Ohio State Spanish student Rachel Cannata reads a story to a group of first-graders at Salem Elementary School. Courtesy: Jill Welch

When Ohio State professor Jill Welch learned six years ago that some of the students at a local elementary school couldn’t read at home with their parents due to a language barrier, she knew just the solution.

Since then, Welch, a professor with the Department of Spanish and Portuguese, has ended every semester of her Honors Spanish Composition class by having her students write short stories in both Spanish and English for bilingual first-graders at Salem Elementary School. This way the first-graders can read the stories at home with their parents, who sometimes only speak Spanish.

The project started when Welch’s daughter, who was student-teaching at Salem Elementary School at the time, told her mom that some of her Spanish-speaking students were not able to read at home with their parents because many of their parents could not read English.

“It was at a time when I was getting ready to start a story-writing chapter in my honors composition class and I said ‘Oh my gosh, I could have my students write stories in Spanish, and then we could translate them, and then it went from there,’” Welch said.

Welch pitched her idea to Celeste Guglielmi, the English as a Second Language teacher at Salem Elementary School, and the two women collaborated to create the Bilingual Storybook Project. This, Welch said, helps college students improve their Spanish composition skills and have the opportunity to connect with a child in the community.

“We do a lot of talking about culture and reading about culture,” Welch said. “But to provide a real life, meaningful contact in the community, and to use writing to create a product that (bilingual elementary students) value — that’s meaningful to me.”

Guglielmi gives her Spanish-speaking students an “All about me!” form, asking the first-graders simple questions about their best friends, favorite animals and favorite things to do. The first-graders also draw a picture to accompany their questionnaire. The picture can be about whatever the child wants.

Afterwards, Guglielmi delivers these drawings and questionnaires to Welch, who asks her students from OSU to choose an elementary student based on the drawings and answers.

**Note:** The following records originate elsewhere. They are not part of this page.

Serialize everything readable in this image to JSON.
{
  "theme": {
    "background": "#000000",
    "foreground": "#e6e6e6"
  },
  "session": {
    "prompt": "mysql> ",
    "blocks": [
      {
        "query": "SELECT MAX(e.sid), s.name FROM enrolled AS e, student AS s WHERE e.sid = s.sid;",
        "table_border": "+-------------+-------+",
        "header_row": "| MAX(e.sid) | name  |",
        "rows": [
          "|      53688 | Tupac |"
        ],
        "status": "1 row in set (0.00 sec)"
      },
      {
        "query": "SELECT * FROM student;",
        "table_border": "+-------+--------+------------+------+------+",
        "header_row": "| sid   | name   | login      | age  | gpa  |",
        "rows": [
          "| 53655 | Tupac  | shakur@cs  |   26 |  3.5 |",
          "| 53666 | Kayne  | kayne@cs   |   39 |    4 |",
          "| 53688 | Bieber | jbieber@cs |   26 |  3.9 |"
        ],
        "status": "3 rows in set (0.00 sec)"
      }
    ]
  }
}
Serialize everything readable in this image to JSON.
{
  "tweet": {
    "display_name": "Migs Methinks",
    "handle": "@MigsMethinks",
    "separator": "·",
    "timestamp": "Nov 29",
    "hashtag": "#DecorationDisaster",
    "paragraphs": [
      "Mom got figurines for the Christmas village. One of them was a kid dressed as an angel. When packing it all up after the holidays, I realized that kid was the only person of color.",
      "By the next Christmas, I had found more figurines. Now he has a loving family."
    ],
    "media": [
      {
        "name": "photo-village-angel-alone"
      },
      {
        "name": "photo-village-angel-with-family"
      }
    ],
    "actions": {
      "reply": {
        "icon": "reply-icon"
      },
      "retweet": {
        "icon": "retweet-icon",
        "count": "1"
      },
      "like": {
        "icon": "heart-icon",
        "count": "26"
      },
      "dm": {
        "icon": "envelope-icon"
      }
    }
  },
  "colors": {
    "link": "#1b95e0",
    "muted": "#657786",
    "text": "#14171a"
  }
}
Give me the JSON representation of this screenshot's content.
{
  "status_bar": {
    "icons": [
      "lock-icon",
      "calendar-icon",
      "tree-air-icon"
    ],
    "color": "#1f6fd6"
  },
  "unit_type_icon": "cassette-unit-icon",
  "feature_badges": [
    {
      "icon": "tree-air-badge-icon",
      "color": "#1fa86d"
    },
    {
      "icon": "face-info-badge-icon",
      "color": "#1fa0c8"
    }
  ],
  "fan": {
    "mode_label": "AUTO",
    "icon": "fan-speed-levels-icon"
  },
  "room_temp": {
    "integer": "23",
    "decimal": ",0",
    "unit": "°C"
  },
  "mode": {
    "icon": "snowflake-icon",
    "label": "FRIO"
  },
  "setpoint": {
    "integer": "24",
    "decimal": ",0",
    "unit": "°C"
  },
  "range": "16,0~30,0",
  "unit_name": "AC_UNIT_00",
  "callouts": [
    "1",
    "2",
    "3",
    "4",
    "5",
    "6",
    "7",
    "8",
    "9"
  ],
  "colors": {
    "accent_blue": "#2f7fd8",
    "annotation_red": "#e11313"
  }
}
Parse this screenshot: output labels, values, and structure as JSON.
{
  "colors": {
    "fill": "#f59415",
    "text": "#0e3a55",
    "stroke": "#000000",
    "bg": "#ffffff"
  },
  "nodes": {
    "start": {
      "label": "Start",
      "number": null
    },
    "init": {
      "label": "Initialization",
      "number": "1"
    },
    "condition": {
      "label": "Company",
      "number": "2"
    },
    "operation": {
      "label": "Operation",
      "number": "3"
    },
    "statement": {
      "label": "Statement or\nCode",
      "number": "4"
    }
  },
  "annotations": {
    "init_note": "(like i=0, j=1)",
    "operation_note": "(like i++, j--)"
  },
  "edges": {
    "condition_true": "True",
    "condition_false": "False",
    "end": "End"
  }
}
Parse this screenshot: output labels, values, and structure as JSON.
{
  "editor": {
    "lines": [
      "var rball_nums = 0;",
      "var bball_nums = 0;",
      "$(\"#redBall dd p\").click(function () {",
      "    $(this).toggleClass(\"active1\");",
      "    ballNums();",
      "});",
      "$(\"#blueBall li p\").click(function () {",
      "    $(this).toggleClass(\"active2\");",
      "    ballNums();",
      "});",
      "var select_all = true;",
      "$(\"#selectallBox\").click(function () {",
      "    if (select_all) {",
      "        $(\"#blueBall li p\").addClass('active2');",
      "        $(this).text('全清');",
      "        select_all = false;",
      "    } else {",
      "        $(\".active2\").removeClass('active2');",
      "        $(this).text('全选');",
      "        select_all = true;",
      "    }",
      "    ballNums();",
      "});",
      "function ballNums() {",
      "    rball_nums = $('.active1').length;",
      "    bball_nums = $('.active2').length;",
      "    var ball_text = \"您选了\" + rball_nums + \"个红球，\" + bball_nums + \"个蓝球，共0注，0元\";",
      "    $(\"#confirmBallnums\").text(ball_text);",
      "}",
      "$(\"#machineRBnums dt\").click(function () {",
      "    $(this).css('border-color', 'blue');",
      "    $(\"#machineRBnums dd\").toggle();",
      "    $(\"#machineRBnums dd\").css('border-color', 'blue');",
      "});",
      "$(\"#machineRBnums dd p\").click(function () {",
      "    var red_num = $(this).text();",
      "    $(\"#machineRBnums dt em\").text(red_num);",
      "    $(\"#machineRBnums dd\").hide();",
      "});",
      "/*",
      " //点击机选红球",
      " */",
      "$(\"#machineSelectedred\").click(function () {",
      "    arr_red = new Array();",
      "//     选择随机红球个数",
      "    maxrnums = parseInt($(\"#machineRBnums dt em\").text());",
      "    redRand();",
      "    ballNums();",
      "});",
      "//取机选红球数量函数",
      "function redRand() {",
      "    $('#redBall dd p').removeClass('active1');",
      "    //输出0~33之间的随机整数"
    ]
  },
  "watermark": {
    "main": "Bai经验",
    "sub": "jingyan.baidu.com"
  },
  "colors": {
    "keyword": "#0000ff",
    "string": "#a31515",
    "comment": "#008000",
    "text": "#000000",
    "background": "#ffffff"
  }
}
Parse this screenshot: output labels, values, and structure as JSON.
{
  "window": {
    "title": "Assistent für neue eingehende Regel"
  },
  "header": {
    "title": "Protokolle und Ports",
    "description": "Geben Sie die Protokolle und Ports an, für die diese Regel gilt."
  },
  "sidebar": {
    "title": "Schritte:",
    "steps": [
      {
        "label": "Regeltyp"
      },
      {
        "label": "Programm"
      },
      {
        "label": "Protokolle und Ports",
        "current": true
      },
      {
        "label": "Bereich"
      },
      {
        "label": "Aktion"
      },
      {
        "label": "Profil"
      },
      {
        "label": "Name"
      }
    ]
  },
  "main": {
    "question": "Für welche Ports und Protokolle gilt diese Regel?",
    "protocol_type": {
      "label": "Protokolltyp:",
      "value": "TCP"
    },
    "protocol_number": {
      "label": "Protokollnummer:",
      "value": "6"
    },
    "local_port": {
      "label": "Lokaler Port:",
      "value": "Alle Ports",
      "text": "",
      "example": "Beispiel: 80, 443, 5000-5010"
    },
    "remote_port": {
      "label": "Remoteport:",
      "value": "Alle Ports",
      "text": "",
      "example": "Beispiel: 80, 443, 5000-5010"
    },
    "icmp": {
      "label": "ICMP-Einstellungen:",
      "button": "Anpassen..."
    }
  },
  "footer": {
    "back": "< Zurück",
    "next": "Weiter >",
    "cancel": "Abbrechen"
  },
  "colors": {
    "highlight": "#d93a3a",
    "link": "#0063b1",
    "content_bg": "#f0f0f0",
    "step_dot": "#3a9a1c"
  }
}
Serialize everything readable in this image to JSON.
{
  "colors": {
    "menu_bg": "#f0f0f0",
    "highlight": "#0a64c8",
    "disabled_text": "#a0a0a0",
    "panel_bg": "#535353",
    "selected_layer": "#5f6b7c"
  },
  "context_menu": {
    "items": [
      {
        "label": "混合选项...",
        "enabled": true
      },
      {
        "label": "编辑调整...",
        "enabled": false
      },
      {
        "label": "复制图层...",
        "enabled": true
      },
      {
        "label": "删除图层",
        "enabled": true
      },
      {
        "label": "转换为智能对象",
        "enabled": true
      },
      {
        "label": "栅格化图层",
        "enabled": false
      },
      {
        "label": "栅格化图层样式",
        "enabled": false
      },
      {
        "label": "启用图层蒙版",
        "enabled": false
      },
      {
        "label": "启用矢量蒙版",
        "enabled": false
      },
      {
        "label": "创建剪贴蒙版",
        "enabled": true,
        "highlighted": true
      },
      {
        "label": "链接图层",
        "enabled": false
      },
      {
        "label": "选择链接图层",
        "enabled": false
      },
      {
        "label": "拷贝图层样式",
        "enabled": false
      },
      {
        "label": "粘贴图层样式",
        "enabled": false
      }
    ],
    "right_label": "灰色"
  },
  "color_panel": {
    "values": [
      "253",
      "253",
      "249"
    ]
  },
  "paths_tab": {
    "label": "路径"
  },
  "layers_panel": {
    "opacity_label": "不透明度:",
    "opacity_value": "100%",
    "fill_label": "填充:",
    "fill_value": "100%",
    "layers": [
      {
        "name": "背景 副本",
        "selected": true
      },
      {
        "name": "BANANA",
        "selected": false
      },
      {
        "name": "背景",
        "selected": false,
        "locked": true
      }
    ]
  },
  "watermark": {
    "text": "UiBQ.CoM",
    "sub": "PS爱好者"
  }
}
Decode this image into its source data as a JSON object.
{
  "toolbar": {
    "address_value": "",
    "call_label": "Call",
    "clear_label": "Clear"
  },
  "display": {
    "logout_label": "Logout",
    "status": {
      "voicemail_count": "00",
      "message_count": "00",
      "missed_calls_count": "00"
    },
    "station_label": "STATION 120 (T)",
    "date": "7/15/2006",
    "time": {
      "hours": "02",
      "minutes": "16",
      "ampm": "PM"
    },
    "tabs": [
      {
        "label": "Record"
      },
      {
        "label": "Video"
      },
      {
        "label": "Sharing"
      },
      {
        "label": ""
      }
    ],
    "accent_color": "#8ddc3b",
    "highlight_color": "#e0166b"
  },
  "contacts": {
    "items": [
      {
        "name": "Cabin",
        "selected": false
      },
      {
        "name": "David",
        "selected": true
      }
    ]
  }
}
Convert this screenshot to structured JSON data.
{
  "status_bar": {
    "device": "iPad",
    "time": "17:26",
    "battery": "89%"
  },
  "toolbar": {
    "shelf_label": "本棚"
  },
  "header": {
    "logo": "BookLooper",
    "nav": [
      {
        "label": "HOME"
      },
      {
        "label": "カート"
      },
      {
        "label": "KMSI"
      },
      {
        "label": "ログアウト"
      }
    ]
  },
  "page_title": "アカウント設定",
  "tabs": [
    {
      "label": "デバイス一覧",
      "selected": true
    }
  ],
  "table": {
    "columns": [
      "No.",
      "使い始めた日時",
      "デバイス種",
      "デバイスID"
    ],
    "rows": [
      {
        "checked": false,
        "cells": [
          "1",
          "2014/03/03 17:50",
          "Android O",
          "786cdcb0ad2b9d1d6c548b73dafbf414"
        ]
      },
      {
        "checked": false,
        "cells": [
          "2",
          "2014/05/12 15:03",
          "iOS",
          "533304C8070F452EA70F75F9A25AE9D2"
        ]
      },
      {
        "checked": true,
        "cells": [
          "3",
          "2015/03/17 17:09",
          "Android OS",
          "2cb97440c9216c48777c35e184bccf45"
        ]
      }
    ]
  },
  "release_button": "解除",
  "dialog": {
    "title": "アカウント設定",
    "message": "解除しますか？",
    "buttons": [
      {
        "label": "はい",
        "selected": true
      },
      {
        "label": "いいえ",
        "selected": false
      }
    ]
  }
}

The college students then write stories about the drawings, often depicting the children as heroes with magical powers.

Kirstie Sippola, a third-year in Spanish and international studies, for example, wrote her story about a little boy who fought off a witch with his magical strength. Sippola said she was inspired by her student’s drawing.

“It looked like there was a witch and spiders and they were in a movie theater with popcorn,” she said.

However, Sippola said, the best part of the project was not writing the story, but getting to meet the student who played her story’s hero.

“All of (the first-graders) were really cute, but I feel like he was especially cute,” Sippola said. “When I read him my story he got really embarrassed, but not in a bad way.”

Ultimately, the project not only helps bilingual first-graders learn how to read, but it also gives the students something positive to look forward to.

“It validates who they are and where they came from,” Guglielmi said. “Here they are surviving in English all day long, day in and day out, and to have something in their native language, that especially their family is going to be able to relate to is very gratifying, and goes a long way.”